Pelas margens do Jordão
Destes a ver o Messias:
Dai-nos a mesma atenção
Na vida, todos os dias!

Se há ainda Herodes agora
A calar a Vossa voz,
Dessa coragem de outrora
É que precisamos nós.

Pequena é Vossa Capela,
Mas a devoção a afaga;
E faz, ao contrário dela,
A maior festa de Braga.

Por isso Braga e S. João
São bons parceiros leais.
E o que uniu a tradição
Ninguém o separe mais!

O pedido expresso desta composição poética ao professor Doutor Amadeu Torres, que assina as obras literárias sob o pseudónimo de Castro Gil, revestiu-se de toda a intencionalidade festiva e cultural, porquanto se trata de um poeta de fino estilo clássico, de profunda erudição e de genuína sabedoria popular. O poeta Castro Gil, entre os dias 15 e 18 de Maio deste ano de 2006, deu-nos, de facto, uma saborosa poesia de cariz popular tradicional, mantendo nela toda a presença da sua erudição bíblica e evangélica, num estilo de linguagem onde se faz presente uma construção frásica de recorte classizante, de inspiração barroca no que se refere à mistura de referências e ao cruzamento de sentidos. O refrão ou estribilho, na forma de uma quintilha, consagra as intenções da saudação e do louvor, unindo os três elementos básicos da relação religiosa – o Senhor Jesus, o profeta João e o povo –, numa hierarquia de súplica necessária às vivências no mundo contemporâneo. Depois, em cinco quadras, o poeta Castro Gil misturou sabiamente três dimensões da mensagem que a festa Bracarense ao S. João conserva e recria todos os anos: a história bíblica do Baptista, na sua condição de Precursor do Messias e de vítima da ferocidade de Herodes, a referência aos lugares da festa, a capela de S. João na Ponte e a cidade de Braga, e a lição evangélica do acto religioso, a qual se estriba na defesa dos valores como a verdade, a atenção, a coragem, a devoção e a união, absolutamente necessários hoje em dia para a vivência da fé cristã.

Sobre estes versos, o compositor Joaquim Santos produziu uma tão simples quanto interessantíssima harmonização de vozes, com diversidade rítmica e estilística, em modo maior, de modo a salientar a mensagem poética, mas também a manter vivas as características do canto popular, a capella. Com uma novidade que deixará surpreendidos os ouvintes: a melodia do refrão, em duas vozes, deverá ser acompanhada por gaita-de-foles, criando-se assim uma atmosfera de romaria galaico-portuguesa, com a presença do gaiteiro, em que o canto ocorre sob um arpejo melódico em contínuo e uma sustentação prolongada das notas principais do acorde, a tónica e a dominante, execução simultânea que a gaita-de-foles possibilita.

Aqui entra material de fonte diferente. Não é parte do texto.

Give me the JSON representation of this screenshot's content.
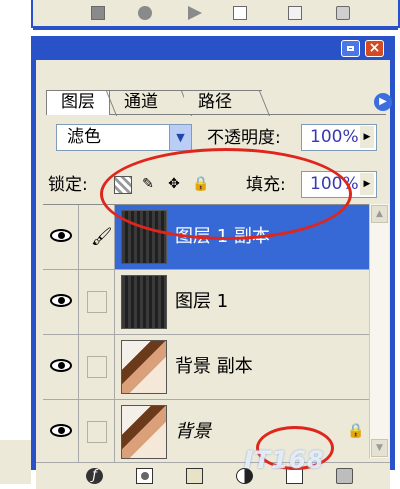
{
  "actions_toolbar": {
    "buttons": [
      "stop-icon",
      "record-icon",
      "play-icon",
      "new-set-icon",
      "new-action-icon",
      "trash-icon"
    ]
  },
  "palette": {
    "tabs": [
      {
        "label": "图层",
        "active": true
      },
      {
        "label": "通道",
        "active": false
      },
      {
        "label": "路径",
        "active": false
      }
    ],
    "close_label": "×",
    "menu_label": "▶",
    "blend_mode": "滤色",
    "opacity_label": "不透明度:",
    "opacity_value": "100%",
    "lock_label": "锁定:",
    "fill_label": "填充:",
    "fill_value": "100%",
    "layers": [
      {
        "name": "图层 1 副本",
        "selected": true,
        "visible": true,
        "linked_brush": true,
        "thumb": "dark-stripes"
      },
      {
        "name": "图层 1",
        "selected": false,
        "visible": true,
        "linked_brush": false,
        "thumb": "dark-stripes"
      },
      {
        "name": "背景 副本",
        "selected": false,
        "visible": true,
        "linked_brush": false,
        "thumb": "photo"
      },
      {
        "name": "背景",
        "selected": false,
        "visible": true,
        "linked_brush": false,
        "thumb": "photo",
        "locked": true
      }
    ],
    "bottom_icons": [
      "layer-style-icon",
      "mask-icon",
      "new-group-icon",
      "adjustment-layer-icon",
      "new-layer-icon",
      "trash-icon"
    ]
  },
  "watermark": "IT168"
}
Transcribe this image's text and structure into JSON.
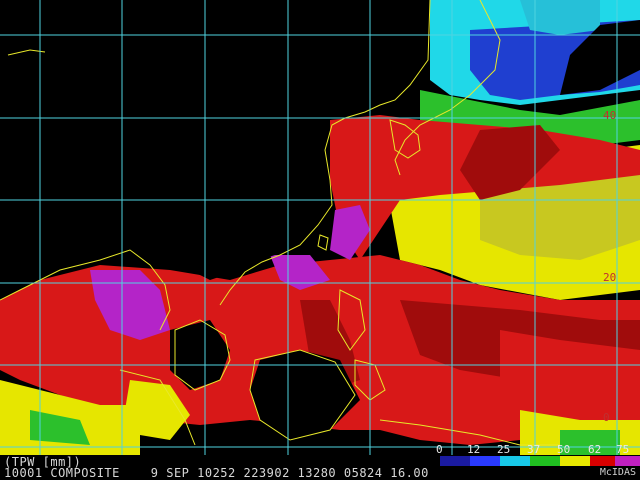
{
  "map": {
    "grid_color": "#4fd3e0",
    "coast_color": "#e8e82a",
    "lat_labels": [
      {
        "text": "40"
      },
      {
        "text": "20"
      },
      {
        "text": "0"
      }
    ]
  },
  "status": {
    "product": "(TPW [mm])",
    "line": "10001 COMPOSITE    9 SEP 10252 223902 13280 05824 16.00"
  },
  "colorbar": {
    "labels": [
      "0",
      "12",
      "25",
      "37",
      "50",
      "62",
      "75"
    ],
    "colors": [
      "#1a1aa0",
      "#2a3aff",
      "#18c8e8",
      "#20c020",
      "#e8e800",
      "#d80000",
      "#c020c0"
    ]
  },
  "credit": "McIDAS",
  "legend": {
    "palette": {
      "black": "#000000",
      "cyan": "#20d8e8",
      "blue": "#1f3fd0",
      "green": "#2cc02c",
      "yellow": "#e6e600",
      "red": "#d81818",
      "darkred": "#a00c0c",
      "magenta": "#b424c8"
    }
  }
}
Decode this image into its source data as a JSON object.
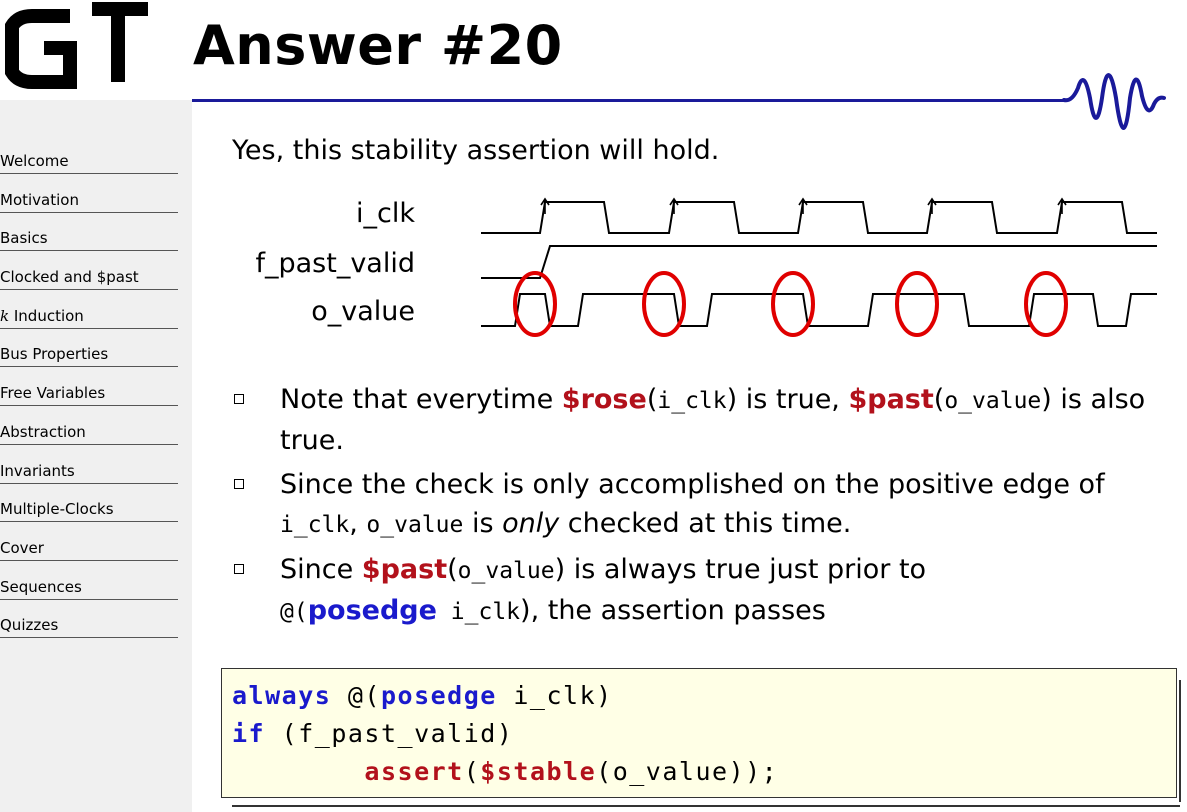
{
  "title": "Answer #20",
  "nav": {
    "items": [
      {
        "label": "Welcome"
      },
      {
        "label": "Motivation"
      },
      {
        "label": "Basics"
      },
      {
        "label": "Clocked and $past"
      },
      {
        "label_var": "k",
        "label_rest": " Induction"
      },
      {
        "label": "Bus Properties"
      },
      {
        "label": "Free Variables"
      },
      {
        "label": "Abstraction"
      },
      {
        "label": "Invariants"
      },
      {
        "label": "Multiple-Clocks"
      },
      {
        "label": "Cover"
      },
      {
        "label": "Sequences"
      },
      {
        "label": "Quizzes"
      }
    ]
  },
  "intro": "Yes, this stability assertion will hold.",
  "timing": {
    "signals": [
      "i_clk",
      "f_past_valid",
      "o_value"
    ],
    "highlight_color": "#e00000"
  },
  "bullets": {
    "b1": {
      "t1": "Note that everytime ",
      "rose": "$rose",
      "t2": "(",
      "c1": "i_clk",
      "t3": ") is true, ",
      "past": "$past",
      "t4": "(",
      "c2": "o_value",
      "t5": ") is also true."
    },
    "b2": {
      "t1": "Since the check is only accomplished on the positive edge of ",
      "c1": "i_clk",
      "t2": ", ",
      "c2": "o_value",
      "t3": " is ",
      "only": "only",
      "t4": " checked at this time."
    },
    "b3": {
      "t1": "Since ",
      "past": "$past",
      "t2": "(",
      "c1": "o_value",
      "t3": ") is always true just prior to ",
      "c2": "@(",
      "posedge": "posedge",
      "c3": " i_clk",
      "t4": "), the assertion passes"
    }
  },
  "code": {
    "l1_kw1": "always",
    "l1_t1": " @(",
    "l1_kw2": "posedge",
    "l1_t2": " i_clk)",
    "l2_kw": "if",
    "l2_t": " (f_past_valid)",
    "l3_indent": "        ",
    "l3_kw": "assert",
    "l3_t1": "(",
    "l3_sf": "$stable",
    "l3_t2": "(o_value));"
  },
  "colors": {
    "accent_blue": "#1a1a9a",
    "keyword_blue": "#1a1acc",
    "system_red": "#b2111b",
    "code_bg": "#ffffe6",
    "sidebar_bg": "#f0f0f0"
  }
}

A estrofe será cantada na forma de cânone, com o desencontro de vozes que esta forma permite, o que não deixa de estar em consonância com a impressão geral que os cantares processionais deixam no ouvido quando dispersos pelo caminho e pelos vários romeiros. Oxalá a interpretação resulte ao ar livre e os intérpretes possam estar à altura do criador, neste caso, o Padre Joaquim Santos, compositor de renome e de múltiplas obras nos vários domínios da arte musical.

Mais do que uma atitude de proselitismo religioso ou de euforia cristã, a presença da Associação Cultural e Festiva «Os Sinos da Sé», na sequência de anteriores intervenções do Grupo Folclórico dos Professores de Braga, pretende manter viva e digna de apreço uma das dinâmicas que a tradição religiosa enraizou na nossa cultura, precisamente a dimensão da peregrinação ou da caminhada festiva, para a qual e na qual o canto coral, polifónico, de criação poética e musical sempre renovadas, desempenhou e desempenha um papel de ilustração e de reflexão.

Deste modo, a Associação Cultural e Festiva «Os Sinos da Sé», respondendo ao apelo da Comissão de Festas de S. João, apela à presença atenta dos romeiros ao longo da Procissão e à sua presença no ritual litúrgico de encerramento da mesma na Sé de Braga, onde os cânticos a S. João voltam a ser interpretados.